Table 6. Statistics of step-by-step filtering on the CORD-19 dataset

Literature Clustering. The obtained vaccine-related dataset is clustered into specific topics. The Latent Dirichlet Allocation (LDA) method [8] is used to do topic modeling. The abstract data are lemmatized and chunked into uni-gram and bi-gram word phrases of ‘NOUN’, ‘ADJ’, ‘VERB’, and ‘ADV’. Examples of extracted phrases include ‘urgently_need’, ‘immune_response’, and ‘infection’.

LDA considers each document as a collection of topics, and each topic is a collection of keywords. Once the number of topics is provided, the algorithm rearranges the topics distribution within the documents and keywords distribution within the topics to obtain a good composition of the topic-keywords distribution. Note that each topic’s name is not defined by the algorithm. We have to define each topic by looking at the dominant terms under the specific topic.

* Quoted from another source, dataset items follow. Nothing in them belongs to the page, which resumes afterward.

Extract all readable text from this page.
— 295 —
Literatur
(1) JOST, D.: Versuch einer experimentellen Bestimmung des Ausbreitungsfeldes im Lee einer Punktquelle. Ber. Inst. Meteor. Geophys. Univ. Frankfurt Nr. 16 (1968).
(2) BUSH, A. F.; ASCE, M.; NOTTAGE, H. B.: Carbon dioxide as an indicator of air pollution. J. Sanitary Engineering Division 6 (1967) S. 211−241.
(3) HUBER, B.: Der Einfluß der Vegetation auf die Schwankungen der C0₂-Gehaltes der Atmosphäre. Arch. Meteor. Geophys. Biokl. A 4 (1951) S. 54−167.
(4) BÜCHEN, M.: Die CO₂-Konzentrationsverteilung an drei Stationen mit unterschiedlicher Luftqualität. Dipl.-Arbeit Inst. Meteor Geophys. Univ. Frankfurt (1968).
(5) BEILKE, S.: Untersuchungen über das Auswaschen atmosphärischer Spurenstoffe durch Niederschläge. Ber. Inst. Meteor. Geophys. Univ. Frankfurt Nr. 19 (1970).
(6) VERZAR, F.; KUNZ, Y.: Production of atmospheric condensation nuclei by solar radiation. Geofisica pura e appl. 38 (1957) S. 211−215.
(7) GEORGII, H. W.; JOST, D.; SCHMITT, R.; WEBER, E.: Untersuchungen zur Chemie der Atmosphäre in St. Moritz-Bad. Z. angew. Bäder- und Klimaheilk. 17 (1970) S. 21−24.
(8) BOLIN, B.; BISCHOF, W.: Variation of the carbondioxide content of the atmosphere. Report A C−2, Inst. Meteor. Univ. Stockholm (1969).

The coherence value defines the accuracy of the LDA model. We can adjust the number of topics and compare the result coherence value to select the optimal topic number. The higher the coherence value, the better the clustering. The data is trained for the topic numbers from three to ten. The result coherence scores are plotted via a line chart in Fig.  7. Although eight is the highest score, there is a gradual improvement from topic numbers four to six. Therefore, we analyzed the topics under six clusters.

Fig. 7.
figure 7

LDA: Coherence Score w.r.t. Topic Number

We train LDA based on the configuations: \( random\_state =98, \textit{chunksize}=200, \textit{passes}=30, \textit{iterations}=150, \textit{decay}=0.7\), and \( num\_topics =6\). Using LDA, the probability of each cluster for each paper is obtained. The sample data on clustering on six topics of five papers are shown in Table  7.

Table 7. Sample clustering result on five papers

According to the results shown in Table  8, the papers under Topic 4 are selected to be used as the core dataset.

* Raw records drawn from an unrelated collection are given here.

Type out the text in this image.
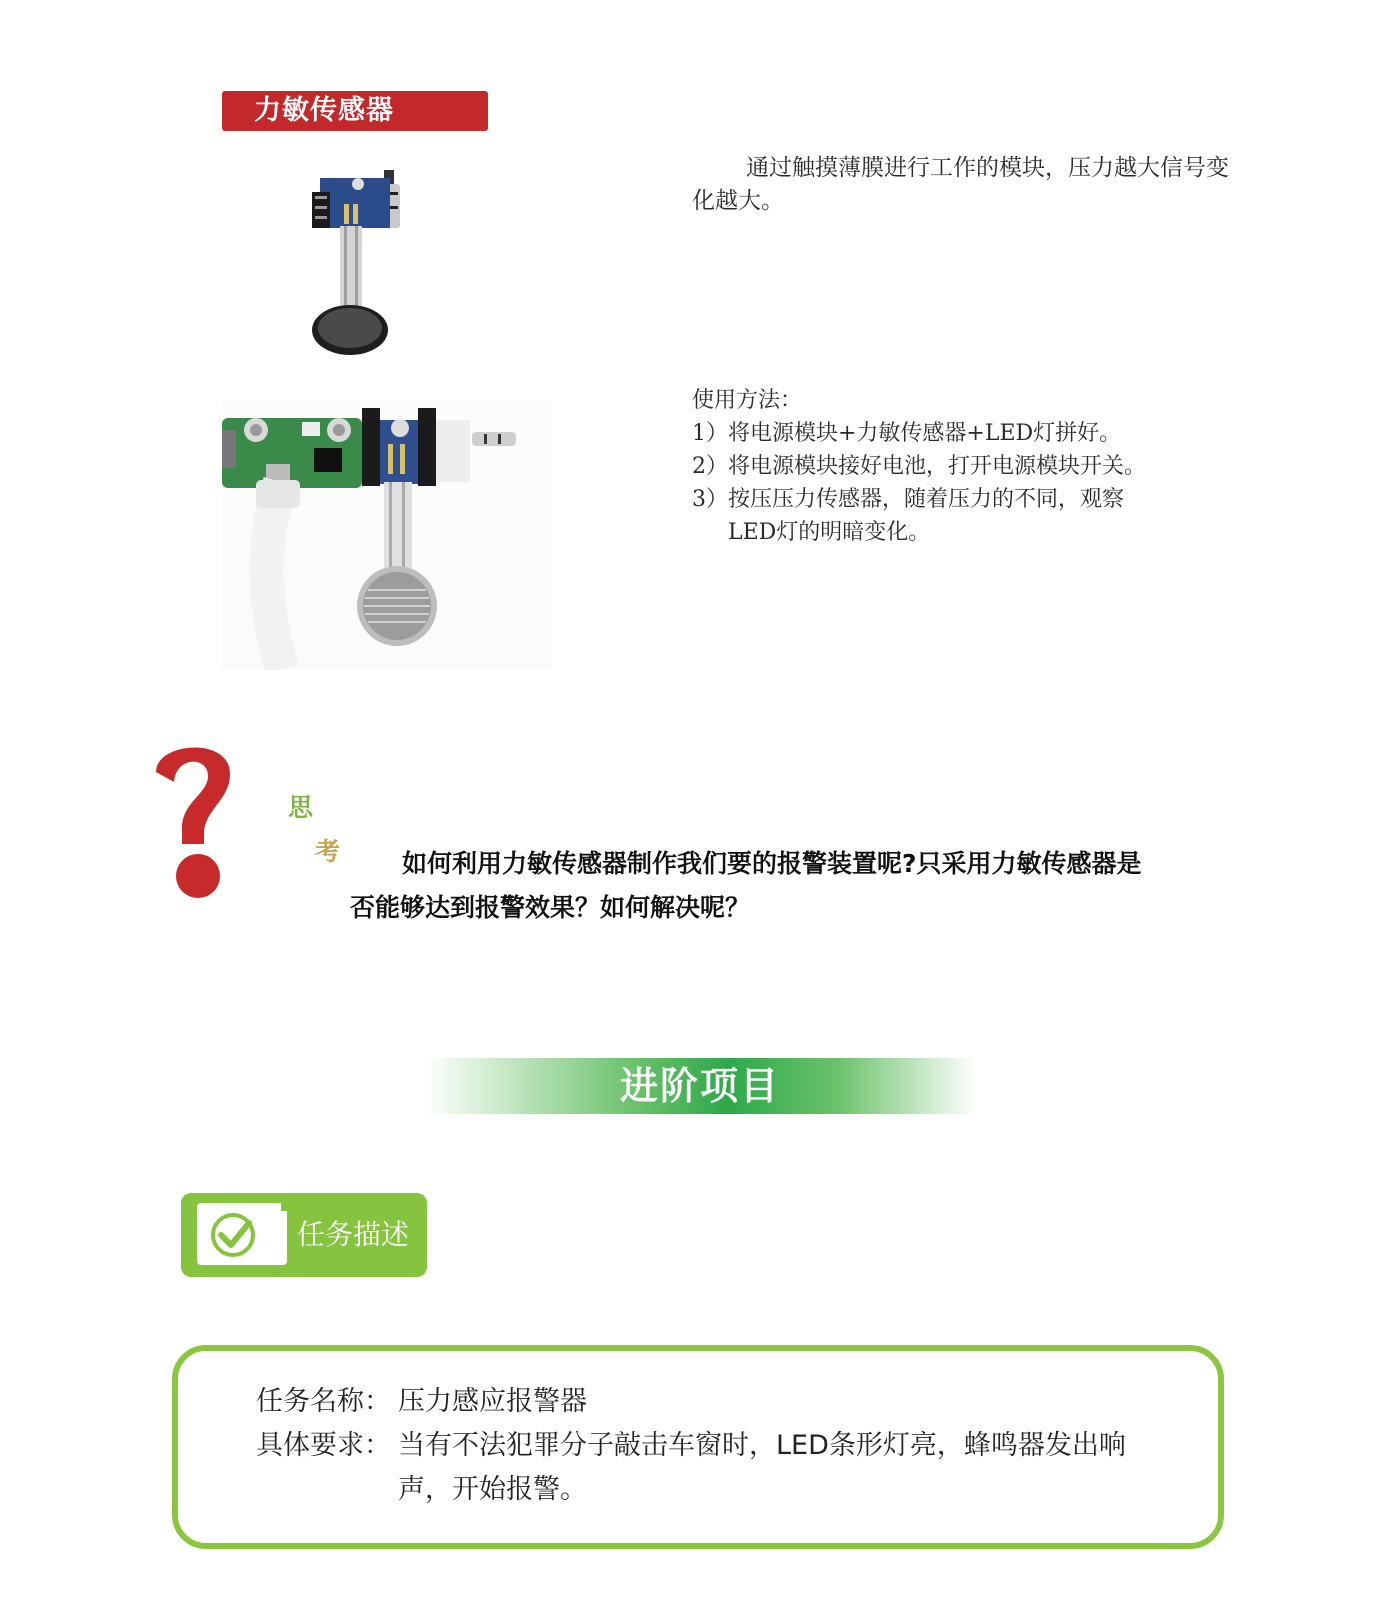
力敏传感器

通过触摸薄膜进行工作的模块，压力越大信号变化越大。

使用方法：
1）将电源模块+力敏传感器+LED灯拼好。
2）将电源模块接好电池，打开电源模块开关。
3）按压压力传感器，随着压力的不同，观察
LED灯的明暗变化。
思
考	如何利用力敏传感器制作我们要的报警装置呢?只采用力敏传感器是
否能够达到报警效果？如何解决呢？
进阶项目
任务描述
任务名称： 压力感应报警器
具体要求： 当有不法犯罪分子敲击车窗时，LED条形灯亮，蜂鸣器发出响声，开始报警。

Table 8. Statistic of clustered papers (sorted in preferred topic order)

Post-processing Recognized Named Entities. The CORD-NER dataset also provides information for two-word entities by identifying them using two prefixes (B-) and (I-). The procedure to clean the types has been discussed in NER Post-Processing under Sect. 3.2. Results are illustrated in Fig. 8. In this example, only the words ‘submacular hemorrhage’ will be combined as the ‘DISEASE_OR_SYNDROME’ type. Other entities with the prefix (I-) are discarded. Other entities with the prefix (B-) are taken together with respective entity types. The finalized NER dataset is accessible through IEEE Dataportal [20]. The overall implementation of this research is available online [21].

Fig. 8.
figure 8

Illustration of NER Post-processing

5 Conclusion

In conclusion, this research presents a method for document-level named entity recognition (NER) using BERT, a large language model (LLM), on the CORD-19 dataset. The study utilizes different sampling approaches for the two datasets, with the Latent Dirichlet allocation algorithm applied to CORD-19 and a simple greedy approach used to collect the most informative data of 25 entity types for CORD-NER. By extracting named entities from the CORD-19 dataset, a baseline dataset for further advanced applications such as knowledge base and ontology is established. Furthermore, the study demonstrates the possibility of utilizing the content understanding ability of LLMs on low-performance machines without using supercomputers, which is an important aspect of making NER accessible to a wider range of researchers. Overall, this research provides a valuable contribution to the field of NER and LLMs, and it has implications for a wide range of applications, from information retrieval and knowledge management to natural language processing and artificial intelligence.